[ 2004-February-01 16:20 ]
I have developed a few USB devices. First, my fourth year design project as part of my degree in Computer Engineering at the University of Waterloo was a USB Oscilloscope. It was built using an Altera Excalibur FPGA development board and the OpenCores USB1.1 IP Core. My second USB device is a Super Nintendo controller USB adapter, currently under development. Here is a collection of tips that I have on debugging USB devices.
- Get an established reference design working first. The USB descriptors are complex and easy to screw up. Do not modify them until you have the PC recognizing the device correctly.
- The USB specification is your friend. It is massive, but it contains everything you really need.
- Use Linux. The information that is generated by the Linux kernel with the USB debugging option enabled is very useful. It will report that it thinks a device is connected and will dump parts of the descriptors. I don't even know how to get this information from Windows.

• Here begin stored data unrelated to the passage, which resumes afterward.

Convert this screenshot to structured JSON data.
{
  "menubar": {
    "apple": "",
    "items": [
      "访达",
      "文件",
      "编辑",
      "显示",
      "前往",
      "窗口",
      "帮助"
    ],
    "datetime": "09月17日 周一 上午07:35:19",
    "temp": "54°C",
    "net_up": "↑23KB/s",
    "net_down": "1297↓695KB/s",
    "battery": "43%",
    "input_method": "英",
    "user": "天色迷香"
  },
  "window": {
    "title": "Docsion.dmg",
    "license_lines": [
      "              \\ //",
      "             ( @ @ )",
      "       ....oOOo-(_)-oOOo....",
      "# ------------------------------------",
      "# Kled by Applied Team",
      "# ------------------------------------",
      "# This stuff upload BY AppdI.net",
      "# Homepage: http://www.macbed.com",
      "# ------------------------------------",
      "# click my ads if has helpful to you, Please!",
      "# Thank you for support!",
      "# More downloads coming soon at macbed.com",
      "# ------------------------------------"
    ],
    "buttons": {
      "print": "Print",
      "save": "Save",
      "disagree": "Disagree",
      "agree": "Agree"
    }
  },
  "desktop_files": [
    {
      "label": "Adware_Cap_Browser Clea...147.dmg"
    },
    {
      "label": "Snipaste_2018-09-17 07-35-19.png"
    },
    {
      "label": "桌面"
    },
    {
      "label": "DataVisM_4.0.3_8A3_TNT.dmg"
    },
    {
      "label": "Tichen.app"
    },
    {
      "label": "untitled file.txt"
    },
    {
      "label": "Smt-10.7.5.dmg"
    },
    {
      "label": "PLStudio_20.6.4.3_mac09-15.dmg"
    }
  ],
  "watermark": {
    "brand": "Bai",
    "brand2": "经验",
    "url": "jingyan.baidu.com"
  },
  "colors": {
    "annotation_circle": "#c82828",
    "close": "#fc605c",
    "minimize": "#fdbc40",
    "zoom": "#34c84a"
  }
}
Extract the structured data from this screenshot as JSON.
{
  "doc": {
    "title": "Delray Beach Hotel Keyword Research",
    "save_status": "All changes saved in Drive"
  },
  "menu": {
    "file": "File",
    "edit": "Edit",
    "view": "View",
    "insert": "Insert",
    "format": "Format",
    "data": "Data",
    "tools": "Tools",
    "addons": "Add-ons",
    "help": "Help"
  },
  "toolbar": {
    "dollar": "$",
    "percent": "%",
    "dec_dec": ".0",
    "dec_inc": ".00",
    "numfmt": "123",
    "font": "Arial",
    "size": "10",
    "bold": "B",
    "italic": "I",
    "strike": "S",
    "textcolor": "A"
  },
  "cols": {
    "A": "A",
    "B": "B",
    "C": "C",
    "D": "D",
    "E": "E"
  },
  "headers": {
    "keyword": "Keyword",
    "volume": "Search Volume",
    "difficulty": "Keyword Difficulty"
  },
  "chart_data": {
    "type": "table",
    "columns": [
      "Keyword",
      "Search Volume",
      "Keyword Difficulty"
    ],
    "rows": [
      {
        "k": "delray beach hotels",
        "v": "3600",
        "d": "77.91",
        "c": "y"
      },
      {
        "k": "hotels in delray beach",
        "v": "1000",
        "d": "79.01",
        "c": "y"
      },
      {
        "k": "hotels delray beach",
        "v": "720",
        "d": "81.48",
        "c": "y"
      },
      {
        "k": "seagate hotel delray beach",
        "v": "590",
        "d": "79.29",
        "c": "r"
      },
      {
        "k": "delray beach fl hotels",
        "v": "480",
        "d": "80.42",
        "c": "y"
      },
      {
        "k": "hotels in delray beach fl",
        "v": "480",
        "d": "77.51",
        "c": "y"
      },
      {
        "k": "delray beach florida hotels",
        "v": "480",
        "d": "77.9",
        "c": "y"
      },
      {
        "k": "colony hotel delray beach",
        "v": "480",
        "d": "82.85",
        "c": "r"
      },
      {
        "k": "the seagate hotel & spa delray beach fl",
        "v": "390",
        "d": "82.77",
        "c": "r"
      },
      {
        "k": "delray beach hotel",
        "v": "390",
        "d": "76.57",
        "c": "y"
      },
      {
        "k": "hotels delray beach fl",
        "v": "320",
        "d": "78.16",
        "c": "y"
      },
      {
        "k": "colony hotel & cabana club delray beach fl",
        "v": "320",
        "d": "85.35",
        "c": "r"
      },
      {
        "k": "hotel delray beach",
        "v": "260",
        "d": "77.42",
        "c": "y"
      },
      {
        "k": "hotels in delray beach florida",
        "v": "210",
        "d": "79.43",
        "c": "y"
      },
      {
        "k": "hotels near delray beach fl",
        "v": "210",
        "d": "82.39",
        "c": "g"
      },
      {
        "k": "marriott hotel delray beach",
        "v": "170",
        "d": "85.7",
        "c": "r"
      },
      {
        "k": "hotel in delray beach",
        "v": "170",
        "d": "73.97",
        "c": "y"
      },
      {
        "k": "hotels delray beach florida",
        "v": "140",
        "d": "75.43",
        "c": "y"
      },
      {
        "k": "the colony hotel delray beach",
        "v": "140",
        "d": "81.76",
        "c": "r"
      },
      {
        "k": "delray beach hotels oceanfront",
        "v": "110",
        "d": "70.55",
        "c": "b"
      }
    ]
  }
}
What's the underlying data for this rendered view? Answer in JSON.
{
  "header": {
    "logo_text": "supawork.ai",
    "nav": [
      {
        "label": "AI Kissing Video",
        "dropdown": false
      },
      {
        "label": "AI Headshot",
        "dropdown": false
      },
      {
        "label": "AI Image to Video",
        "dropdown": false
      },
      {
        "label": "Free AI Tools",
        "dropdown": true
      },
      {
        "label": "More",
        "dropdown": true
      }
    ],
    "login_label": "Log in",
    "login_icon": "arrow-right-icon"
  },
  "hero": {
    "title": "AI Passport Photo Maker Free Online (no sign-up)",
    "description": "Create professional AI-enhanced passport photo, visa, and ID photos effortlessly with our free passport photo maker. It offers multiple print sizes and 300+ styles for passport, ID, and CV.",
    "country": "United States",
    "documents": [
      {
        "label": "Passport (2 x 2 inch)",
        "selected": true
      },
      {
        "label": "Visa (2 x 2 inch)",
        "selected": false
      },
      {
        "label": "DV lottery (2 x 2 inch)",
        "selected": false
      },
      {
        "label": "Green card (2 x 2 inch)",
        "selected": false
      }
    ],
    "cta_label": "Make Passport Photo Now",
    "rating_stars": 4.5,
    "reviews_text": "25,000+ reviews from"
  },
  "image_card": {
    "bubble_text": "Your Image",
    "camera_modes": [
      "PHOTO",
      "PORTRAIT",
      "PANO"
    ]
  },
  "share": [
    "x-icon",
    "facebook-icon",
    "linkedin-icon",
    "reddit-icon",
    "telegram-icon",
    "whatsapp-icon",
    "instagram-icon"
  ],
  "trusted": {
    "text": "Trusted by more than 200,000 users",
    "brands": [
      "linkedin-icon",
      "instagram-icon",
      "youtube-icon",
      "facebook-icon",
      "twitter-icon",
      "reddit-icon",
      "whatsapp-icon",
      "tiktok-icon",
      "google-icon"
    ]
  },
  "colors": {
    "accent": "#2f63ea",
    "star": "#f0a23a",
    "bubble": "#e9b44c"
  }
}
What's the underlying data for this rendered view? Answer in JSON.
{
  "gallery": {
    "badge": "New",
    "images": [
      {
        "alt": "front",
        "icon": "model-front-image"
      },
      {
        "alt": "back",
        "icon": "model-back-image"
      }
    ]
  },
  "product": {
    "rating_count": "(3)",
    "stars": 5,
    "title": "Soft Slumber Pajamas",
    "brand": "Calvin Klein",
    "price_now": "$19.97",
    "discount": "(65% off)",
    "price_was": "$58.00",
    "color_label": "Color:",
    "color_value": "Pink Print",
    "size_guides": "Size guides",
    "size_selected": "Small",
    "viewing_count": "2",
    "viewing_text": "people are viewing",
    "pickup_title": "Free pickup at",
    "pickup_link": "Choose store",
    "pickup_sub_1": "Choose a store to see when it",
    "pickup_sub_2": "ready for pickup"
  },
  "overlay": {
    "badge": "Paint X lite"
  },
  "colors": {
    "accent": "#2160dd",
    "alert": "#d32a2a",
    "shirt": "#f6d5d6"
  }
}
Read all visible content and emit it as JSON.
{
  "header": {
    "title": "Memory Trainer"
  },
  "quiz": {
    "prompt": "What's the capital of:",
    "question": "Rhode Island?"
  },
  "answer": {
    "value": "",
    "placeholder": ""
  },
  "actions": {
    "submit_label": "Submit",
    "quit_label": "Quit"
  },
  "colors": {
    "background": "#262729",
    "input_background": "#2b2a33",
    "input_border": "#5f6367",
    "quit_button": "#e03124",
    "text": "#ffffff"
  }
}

- Use libusb to avoid writing a device driver. Libusb is a user space USB library. It only supports bulk reads and writes, but provides a straightforward interface. It sure beats writing a driver for simple devices. There is a Windows port as well, but I didn't have much success with a very early version.
- Prototype your descriptors and your device using an easy device, like Cypress's EZ-USB. You can hack an existing device and download different firmware to it. It provides a very nice development environment.
- Use HID Explorer to view your HID device report descriptor, as seen by your Mac OS X machine.